Édney Mesquita, professor de história e psicanalista espírita que administra o perfil @cortesespiritas no Instagram e no TikTok, comentou sobre o caso mais recente. “Senhor Divaldo Franco, quando você tira ‘fotinho’ ao lado de um candidato, ao meu ver, representante das trevas, você está indicando aos espíritas incautos, que não raciocinam, que o que você fala, é lei. Você está angariando votos para ele”, afirma ele em uma publicação.
Debates progressistas
Para Marcelo Teixeira, as ações de Divaldo Franco em apoio ao atual presidente têm relação com o individualismo da classe média. “Ele está na casa dos 90 anos, vem de uma época em que a doutrina espírita conquistou grande número de adeptos graças a médiuns como ele. Adeptos, em sua grande maioria, vindos de classe média, que encontraram no espiritismo alívio para as dores e explicações lógicas que os afligiam. Mas creio que está na hora de essa gente bronzeada se conscientizar de que é preciso dar um passo além e debater sobre as questões sociais e políticas que fazem do nosso país um dos mais injustos do mundo”, diz ele.

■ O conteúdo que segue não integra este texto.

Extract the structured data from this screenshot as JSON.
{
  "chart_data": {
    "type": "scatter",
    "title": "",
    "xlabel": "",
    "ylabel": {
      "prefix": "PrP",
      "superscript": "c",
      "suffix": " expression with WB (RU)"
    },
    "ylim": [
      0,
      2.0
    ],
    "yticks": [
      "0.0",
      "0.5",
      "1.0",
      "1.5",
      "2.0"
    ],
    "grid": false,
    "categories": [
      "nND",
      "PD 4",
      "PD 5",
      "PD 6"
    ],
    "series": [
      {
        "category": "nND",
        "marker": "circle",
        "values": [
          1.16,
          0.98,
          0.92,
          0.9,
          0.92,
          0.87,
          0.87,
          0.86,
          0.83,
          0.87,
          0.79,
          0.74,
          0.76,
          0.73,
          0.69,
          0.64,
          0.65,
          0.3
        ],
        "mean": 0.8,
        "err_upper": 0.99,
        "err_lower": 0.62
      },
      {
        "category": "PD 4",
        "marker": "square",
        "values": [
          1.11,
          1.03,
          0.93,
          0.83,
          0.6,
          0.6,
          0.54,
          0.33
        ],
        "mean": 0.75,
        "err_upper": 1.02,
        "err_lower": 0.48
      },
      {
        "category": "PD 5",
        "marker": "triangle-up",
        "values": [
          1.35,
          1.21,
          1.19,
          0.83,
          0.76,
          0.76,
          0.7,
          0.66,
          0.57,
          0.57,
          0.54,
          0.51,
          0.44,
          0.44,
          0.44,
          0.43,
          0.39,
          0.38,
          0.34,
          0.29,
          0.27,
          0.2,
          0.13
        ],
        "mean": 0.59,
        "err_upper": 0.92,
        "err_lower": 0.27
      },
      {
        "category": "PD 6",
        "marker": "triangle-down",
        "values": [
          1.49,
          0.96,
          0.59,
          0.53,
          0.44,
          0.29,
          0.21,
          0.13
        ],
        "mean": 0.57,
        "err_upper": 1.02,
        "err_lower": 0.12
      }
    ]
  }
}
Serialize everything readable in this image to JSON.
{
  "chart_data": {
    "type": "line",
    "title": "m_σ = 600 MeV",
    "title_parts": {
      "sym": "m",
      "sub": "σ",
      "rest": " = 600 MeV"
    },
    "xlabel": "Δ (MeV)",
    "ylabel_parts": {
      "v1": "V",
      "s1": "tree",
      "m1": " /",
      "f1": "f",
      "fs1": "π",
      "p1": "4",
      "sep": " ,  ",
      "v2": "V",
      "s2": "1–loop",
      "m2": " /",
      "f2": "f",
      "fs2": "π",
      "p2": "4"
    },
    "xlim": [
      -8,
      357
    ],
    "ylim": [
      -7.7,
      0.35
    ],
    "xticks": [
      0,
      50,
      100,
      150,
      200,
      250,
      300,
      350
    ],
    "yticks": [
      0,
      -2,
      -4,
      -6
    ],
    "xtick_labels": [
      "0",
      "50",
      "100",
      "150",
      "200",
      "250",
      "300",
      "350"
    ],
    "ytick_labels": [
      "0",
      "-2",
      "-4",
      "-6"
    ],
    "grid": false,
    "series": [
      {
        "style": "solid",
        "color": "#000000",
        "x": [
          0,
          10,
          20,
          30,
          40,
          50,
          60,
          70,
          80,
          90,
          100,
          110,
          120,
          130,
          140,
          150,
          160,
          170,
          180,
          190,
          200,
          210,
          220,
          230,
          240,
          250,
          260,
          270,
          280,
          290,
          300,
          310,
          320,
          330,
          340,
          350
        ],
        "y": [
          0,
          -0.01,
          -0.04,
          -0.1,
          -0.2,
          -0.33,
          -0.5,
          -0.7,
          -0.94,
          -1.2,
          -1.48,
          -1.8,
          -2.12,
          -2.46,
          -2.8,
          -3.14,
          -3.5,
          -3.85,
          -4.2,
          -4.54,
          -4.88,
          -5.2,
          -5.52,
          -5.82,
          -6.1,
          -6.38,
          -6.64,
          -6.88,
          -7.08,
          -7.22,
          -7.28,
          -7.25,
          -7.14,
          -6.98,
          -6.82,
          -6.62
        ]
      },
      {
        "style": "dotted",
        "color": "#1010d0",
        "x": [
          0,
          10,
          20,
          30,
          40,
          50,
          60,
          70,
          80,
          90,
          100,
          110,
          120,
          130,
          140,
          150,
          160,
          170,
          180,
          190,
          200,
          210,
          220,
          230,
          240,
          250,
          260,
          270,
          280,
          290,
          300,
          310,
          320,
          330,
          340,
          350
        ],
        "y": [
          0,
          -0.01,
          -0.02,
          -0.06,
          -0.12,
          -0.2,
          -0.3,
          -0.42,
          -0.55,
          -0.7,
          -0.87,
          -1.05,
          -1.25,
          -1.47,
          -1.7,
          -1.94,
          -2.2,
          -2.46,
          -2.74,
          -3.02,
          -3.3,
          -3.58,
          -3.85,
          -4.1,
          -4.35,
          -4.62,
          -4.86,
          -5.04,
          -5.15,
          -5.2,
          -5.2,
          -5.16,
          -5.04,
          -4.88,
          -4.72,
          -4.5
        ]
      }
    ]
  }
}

O escritor também explica que o catolicismo trazido por jesuítas portugueses durante a colonização do país influenciou a maneira como os brasileiros praticam a doutrina espírita atualmente. “Trazemos na nossa conduta, sem percebermos, um catolicismo popular e conservador, e o que temos até hoje é um movimento espírita conservador e moralista, pouco afeito a debater ideias progressistas e que prefere se limitar à reforma que cada indivíduo deve realizar em seu mundo íntimo, mas se esquece de ampliar a questão para as profundas reformas sociais pelas quais o Brasil e o mundo precisam passar, e Divaldo acaba sendo a personificação desse espiritismo”, afirma.
Teixeira afirma que Divaldo Franco seria fruto de uma construção social que contribui para que a classe média que compõe o movimento espírita continue “inculta, reacionária, ranzinza, hipócrita, moralista, temerosa do comunismo e avessa ao progresso social, já que este implica na ascensão das classes que adoramos manter subalternas para limpar nosso chão, recolher nosso lixo, fazer nossa comida e lavar nosso banheiro”.
Estudos sobre sociologia, teoria política, semiologia e antropologia segundo os entendimentos da doutrina espírita e para além dos livros espíritas seriam importantes, segundo Marcelo, para entender melhor sobre a religião e praticá-la com maior afinco. “A meu ver, de nada adianta ficarmos maravilhados com as minudências do além-túmulo que os livros espíritas evidenciam se, na vida civil, repetimos, com o nosso voto e a nossa mentalidade, comportamentos sociais escravagistas, opressores e injustos”, completa.